Like almost everyone else of his generation, Ron Howard was hooked on The Beatles from the moment he watched their seminal appearance on The Ed Sullivan Show in February 1964, when he was nine years old.

However, unlike almost everyone else of his generation, the actor-turned-filmmaker would go on to become one of the most successful directors in Hollywood, not to mention someone who could call Paul McCartney a friend and a person he could turn to for advice and some sage words of wisdom.

That lifelong fandom of Fab Four came full circle in 2016 with the release of The Beatles: Eight Days a Week, the documentary helmed by the two-time Academy Award winner that gave him more than he bargained for when Ringo Starr told Howard to his face that he couldn’t stand one of his movies.

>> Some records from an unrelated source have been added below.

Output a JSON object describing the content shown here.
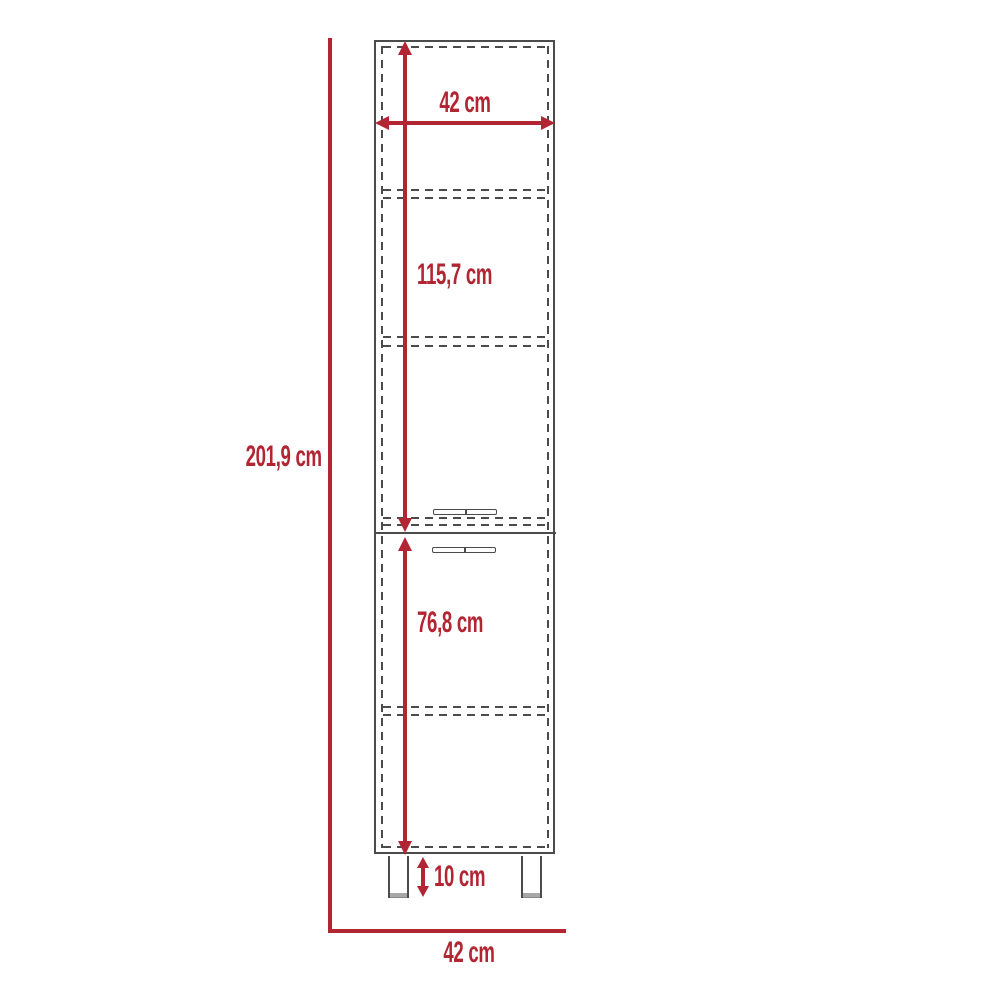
{
  "diagram": {
    "type": "furniture-dimension-drawing",
    "subject": "tall two-door pantry cabinet, front elevation with shelves, handles and legs",
    "unit": "cm",
    "labels": {
      "top_width": "42 cm",
      "upper_section_height": "115,7 cm",
      "total_height": "201,9 cm",
      "lower_section_height": "76,8 cm",
      "leg_height": "10 cm",
      "bottom_width": "42 cm"
    },
    "colors": {
      "dimension_red": "#b22533",
      "outline_gray": "#4b4b4b",
      "leg_cap_gray": "#a8a8a8",
      "background": "#ffffff"
    }
  }
}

“I won’t say which one, but it was one of my movies that sort of wasn’t an award winner and didn’t make the top ten in the box office,” he elaborated. “It was still a solid movie, but had a few problems with it, and he said, ‘Oh, I saw such and such a movie’, and I said, ‘Oh, OK, great’. He said, ‘It wasn’t very good, was it?'”

While Howard refused to name and shame the picture that Ringo slated in his presence, let’s put on our investigative hats and do some digging, shall we? It was released before 2016, it didn’t win any major awards, it wasn’t a top ten box office hit, and Starr also informed him that “your problem was casting, because you had this bloke.”

Interestingly, the only feature he’s ever directed that didn’t spend a single week inside the top ten at the box office in the United States was Frost/Nixon, and while it’s true that it didn’t win any notable awards, it was still widely acclaimed and nominated for five Oscars and five Golden Globes, including ‘Best Picture’ and ‘Best Director’.

Michael Sheen and Frank Langella both reprised their roles from the stage production of the same name, and although the latter was Oscar and Globe-nominated, Sheen was shut out of the awards season conversation, so maybe he was the miscast actor that ruffled Ringo’s feathers so much.

On the other hand, Howard has always seemed very proud of his work on Frost/Nixon, which doesn’t jive with the director admitting there were problems. Either way, “He just kind of decimated it,” he recalled, with Starr refusing to beat around the bush. “It wasn’t mean, it was just kind of conversational.”

Macca was there, too, and he also chimed in. “Well, we certainly know the absolute truth about that movie now, because Ringo just told us,” Howard recalled. “He sort of tried to cover for him, but Ringo would always cut to the chase.”

It hasn’t been confirmed or denied, if it was Frost/Nixon or any of the other dozens of movies he’s directed, but it’s the only one that fits the criteria Howard laid out without naming names, so it’s as good a guess as you’re likely to find.